CloudWatch dashboard missing custom metrics after Lambda runtime upgrade for analytics ETL jobs

After upgrading our Lambda functions from Python 3.7 to 3.9 for ETL analytics workloads, CloudWatch dashboards are no longer showing custom metrics. The functions execute successfully, but the metrics we publish using boto3’s put_metric_data aren’t appearing. I’ve verified the Lambda runtime upgrade was successful, and logs show no errors during metric publishing.

Code snippet that used to work:

cloudwatch.put_metric_data(
    Namespace='Analytics/ETL',
    MetricData=[{'MetricName': 'RecordsProcessed', 'Value': count}]
)

The IAM permissions for metric publishing haven’t changed. Is there something different about how Lambda runtimes handle CloudWatch custom metrics in Python 3.9? Our monitoring has gaps now and we can’t track ETL job performance.

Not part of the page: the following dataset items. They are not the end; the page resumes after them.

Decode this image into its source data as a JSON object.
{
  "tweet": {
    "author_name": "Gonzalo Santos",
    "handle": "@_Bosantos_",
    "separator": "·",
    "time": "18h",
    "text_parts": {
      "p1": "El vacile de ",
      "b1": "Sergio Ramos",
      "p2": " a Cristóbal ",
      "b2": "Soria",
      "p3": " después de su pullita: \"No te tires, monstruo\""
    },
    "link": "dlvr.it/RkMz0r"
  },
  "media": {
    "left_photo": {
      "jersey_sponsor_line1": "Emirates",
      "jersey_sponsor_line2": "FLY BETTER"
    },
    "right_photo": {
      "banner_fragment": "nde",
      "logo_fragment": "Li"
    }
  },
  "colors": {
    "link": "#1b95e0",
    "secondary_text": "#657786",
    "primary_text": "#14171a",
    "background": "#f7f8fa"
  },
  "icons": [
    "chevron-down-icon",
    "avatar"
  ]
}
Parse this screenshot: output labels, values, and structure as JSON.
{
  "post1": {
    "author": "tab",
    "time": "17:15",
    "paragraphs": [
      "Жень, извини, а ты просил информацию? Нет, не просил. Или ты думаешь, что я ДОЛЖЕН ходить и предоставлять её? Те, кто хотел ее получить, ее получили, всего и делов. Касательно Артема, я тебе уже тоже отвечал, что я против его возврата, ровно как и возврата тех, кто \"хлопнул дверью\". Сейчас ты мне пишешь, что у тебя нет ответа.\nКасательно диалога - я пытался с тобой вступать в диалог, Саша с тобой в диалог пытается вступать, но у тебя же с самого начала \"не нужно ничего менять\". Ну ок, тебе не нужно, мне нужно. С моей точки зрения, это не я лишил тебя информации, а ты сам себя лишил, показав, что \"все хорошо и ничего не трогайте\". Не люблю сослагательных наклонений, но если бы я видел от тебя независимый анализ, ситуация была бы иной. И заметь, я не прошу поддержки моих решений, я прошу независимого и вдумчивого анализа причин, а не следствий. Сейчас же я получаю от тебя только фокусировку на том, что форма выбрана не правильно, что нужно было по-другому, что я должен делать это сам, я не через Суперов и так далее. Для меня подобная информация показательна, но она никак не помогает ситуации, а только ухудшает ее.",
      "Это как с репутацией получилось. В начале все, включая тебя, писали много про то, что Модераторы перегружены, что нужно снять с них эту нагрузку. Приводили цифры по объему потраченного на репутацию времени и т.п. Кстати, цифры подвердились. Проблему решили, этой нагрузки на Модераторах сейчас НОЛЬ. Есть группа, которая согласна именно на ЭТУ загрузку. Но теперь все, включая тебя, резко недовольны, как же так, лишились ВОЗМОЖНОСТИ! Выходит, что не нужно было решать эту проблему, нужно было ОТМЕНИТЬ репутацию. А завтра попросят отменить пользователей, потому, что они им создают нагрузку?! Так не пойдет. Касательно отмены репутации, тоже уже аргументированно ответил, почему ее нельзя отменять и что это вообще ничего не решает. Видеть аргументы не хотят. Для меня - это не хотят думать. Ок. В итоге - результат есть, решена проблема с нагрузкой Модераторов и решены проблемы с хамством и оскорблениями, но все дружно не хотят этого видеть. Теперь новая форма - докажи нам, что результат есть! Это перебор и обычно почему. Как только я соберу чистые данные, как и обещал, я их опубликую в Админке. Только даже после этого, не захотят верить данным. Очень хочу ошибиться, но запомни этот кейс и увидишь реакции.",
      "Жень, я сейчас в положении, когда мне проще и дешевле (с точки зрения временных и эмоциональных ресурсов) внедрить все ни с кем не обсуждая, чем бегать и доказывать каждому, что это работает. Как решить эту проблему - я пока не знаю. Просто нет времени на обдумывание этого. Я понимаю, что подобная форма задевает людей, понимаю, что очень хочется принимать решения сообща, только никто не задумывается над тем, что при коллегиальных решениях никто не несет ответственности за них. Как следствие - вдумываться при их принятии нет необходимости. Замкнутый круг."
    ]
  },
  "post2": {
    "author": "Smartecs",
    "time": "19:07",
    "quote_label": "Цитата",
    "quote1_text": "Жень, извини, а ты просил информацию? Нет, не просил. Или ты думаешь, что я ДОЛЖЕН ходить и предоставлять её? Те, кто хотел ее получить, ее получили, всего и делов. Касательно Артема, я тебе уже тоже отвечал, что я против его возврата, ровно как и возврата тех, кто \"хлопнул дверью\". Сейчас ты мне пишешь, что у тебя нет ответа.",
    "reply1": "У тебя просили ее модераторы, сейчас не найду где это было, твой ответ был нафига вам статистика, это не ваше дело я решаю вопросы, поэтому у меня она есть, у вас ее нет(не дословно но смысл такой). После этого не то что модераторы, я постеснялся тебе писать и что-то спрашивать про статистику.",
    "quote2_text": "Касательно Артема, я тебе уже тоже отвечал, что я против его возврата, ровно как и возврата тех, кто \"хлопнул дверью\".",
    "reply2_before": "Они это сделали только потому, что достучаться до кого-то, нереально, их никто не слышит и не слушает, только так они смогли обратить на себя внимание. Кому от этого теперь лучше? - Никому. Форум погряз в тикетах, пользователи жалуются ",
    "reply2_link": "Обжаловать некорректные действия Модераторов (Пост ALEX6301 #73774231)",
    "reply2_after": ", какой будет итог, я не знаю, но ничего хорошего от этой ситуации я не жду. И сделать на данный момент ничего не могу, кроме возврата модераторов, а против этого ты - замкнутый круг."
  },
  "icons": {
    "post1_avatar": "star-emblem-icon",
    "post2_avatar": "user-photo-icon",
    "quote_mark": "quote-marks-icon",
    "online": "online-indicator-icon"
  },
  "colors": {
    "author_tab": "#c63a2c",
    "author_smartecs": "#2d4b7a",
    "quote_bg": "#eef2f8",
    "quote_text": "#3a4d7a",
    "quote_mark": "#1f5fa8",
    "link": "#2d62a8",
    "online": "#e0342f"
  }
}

Check your Lambda execution role - does it have cloudwatch:PutMetricData permission? Sometimes role policies get reset during runtime migrations. Also, verify the boto3 version in your Lambda layer or deployment package. Python 3.9 might be using a different boto3 version that requires explicit region configuration.

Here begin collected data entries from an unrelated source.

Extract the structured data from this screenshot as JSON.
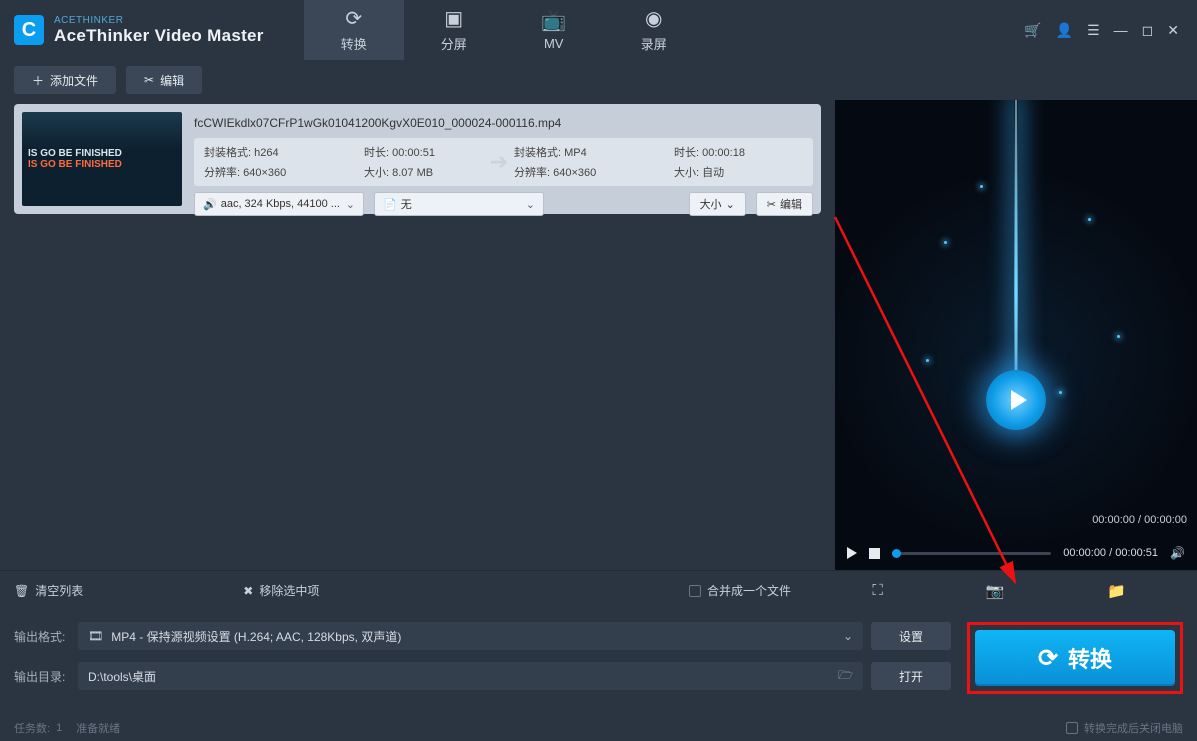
{
  "brand": {
    "small": "ACETHINKER",
    "title": "AceThinker Video Master"
  },
  "tabs": {
    "convert": "转换",
    "split": "分屏",
    "mv": "MV",
    "record": "录屏"
  },
  "toolbar": {
    "add_file": "添加文件",
    "edit": "编辑"
  },
  "file": {
    "name": "fcCWIEkdlx07CFrP1wGk01041200KgvX0E010_000024-000116.mp4",
    "src_format_label": "封装格式:",
    "src_format": "h264",
    "src_duration_label": "时长:",
    "src_duration": "00:00:51",
    "src_res_label": "分辨率:",
    "src_res": "640×360",
    "src_size_label": "大小:",
    "src_size": "8.07 MB",
    "dst_format_label": "封装格式:",
    "dst_format": "MP4",
    "dst_duration_label": "时长:",
    "dst_duration": "00:00:18",
    "dst_res_label": "分辨率:",
    "dst_res": "640×360",
    "dst_size_label": "大小:",
    "dst_size": "自动",
    "audio_dropdown": "aac, 324 Kbps, 44100 ...",
    "subtitle_dropdown": "无",
    "size_btn": "大小",
    "edit_btn": "编辑",
    "thumb_line1": "IS GO BE FINISHED",
    "thumb_line2": "IS GO BE FINISHED"
  },
  "preview": {
    "time_overlay": "00:00:00 / 00:00:00",
    "time_controls": "00:00:00 / 00:00:51"
  },
  "actions": {
    "clear_list": "清空列表",
    "remove_selected": "移除选中项",
    "merge_one": "合并成一个文件"
  },
  "output": {
    "format_label": "输出格式:",
    "format_value": "MP4 - 保持源视频设置 (H.264; AAC, 128Kbps, 双声道)",
    "dir_label": "输出目录:",
    "dir_value": "D:\\tools\\桌面",
    "settings_btn": "设置",
    "open_btn": "打开"
  },
  "convert_btn": "转换",
  "status": {
    "tasks_label": "任务数:",
    "tasks_count": "1",
    "ready": "准备就绪",
    "shutdown_after": "转换完成后关闭电脑"
  }
}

I’ve resolved this issue multiple times. You need to address all three focus areas:

Lambda Runtime Upgrade Impact: The Python 3.9 runtime has stricter timeout handling and different default networking behavior. Your metric publishing code needs explicit error handling and retry logic:

try:
    response = cloudwatch.put_metric_data(
        Namespace='Analytics/ETL',
        MetricData=[{'MetricName': 'RecordsProcessed', 'Value': count, 'Unit': 'Count'}]
    )
    print(f"Metric published: {response['ResponseMetadata']['HTTPStatusCode']}")
except Exception as e:
    print(f"Metric publish failed: {str(e)}")

CloudWatch Custom Metrics: Ensure you’re using the correct metric format. Python 3.9 with newer boto3 versions requires explicit timestamp and unit specifications. Add these to your MetricData:

from datetime import datetime
MetricData=[{
    'MetricName': 'RecordsProcessed',
    'Value': count,
    'Unit': 'Count',
    'Timestamp': datetime.utcnow()
}]

IAM Permissions for Metric Publishing: Your execution role needs comprehensive CloudWatch permissions. Update the policy to include:

{
  "Effect": "Allow",
  "Action": [
    "cloudwatch:PutMetricData",
    "logs:CreateLogGroup",
    "logs:CreateLogStream",
    "logs:PutLogEvents"
  ],
  "Resource": "*"
}

Key troubleshooting steps:

  1. Enable X-Ray tracing on your Lambda to see if CloudWatch API calls are being made
  2. Check CloudWatch Logs for boto3 client initialization errors - Python 3.9 is stricter about credential handling
  3. Verify your Lambda has internet connectivity (check VPC configuration if applicable)
  4. Test metric publishing with a standalone script using the same IAM role to isolate Lambda-specific issues
  5. Review CloudTrail for PutMetricData API calls - if they’re not appearing, the calls aren’t reaching CloudWatch

In my experience, the most common culprit is VPC networking. If your Lambda was moved to a VPC during the upgrade without proper endpoints or NAT, CloudWatch API calls will timeout silently. Check your Lambda’s VPC configuration and either add a CloudWatch VPC endpoint or ensure you have a NAT gateway configured.

Also, update your boto3 to at least 1.28.x for better Python 3.9 compatibility. The version you’re using (1.26.137) predates some Python 3.9 optimizations.

Another thing to check: the Lambda function’s network configuration. If you moved to VPC-attached Lambdas during the upgrade, you need VPC endpoints for CloudWatch or a NAT gateway for internet access. Custom metrics require outbound connectivity to the CloudWatch API, and VPC Lambdas without proper networking can’t reach it.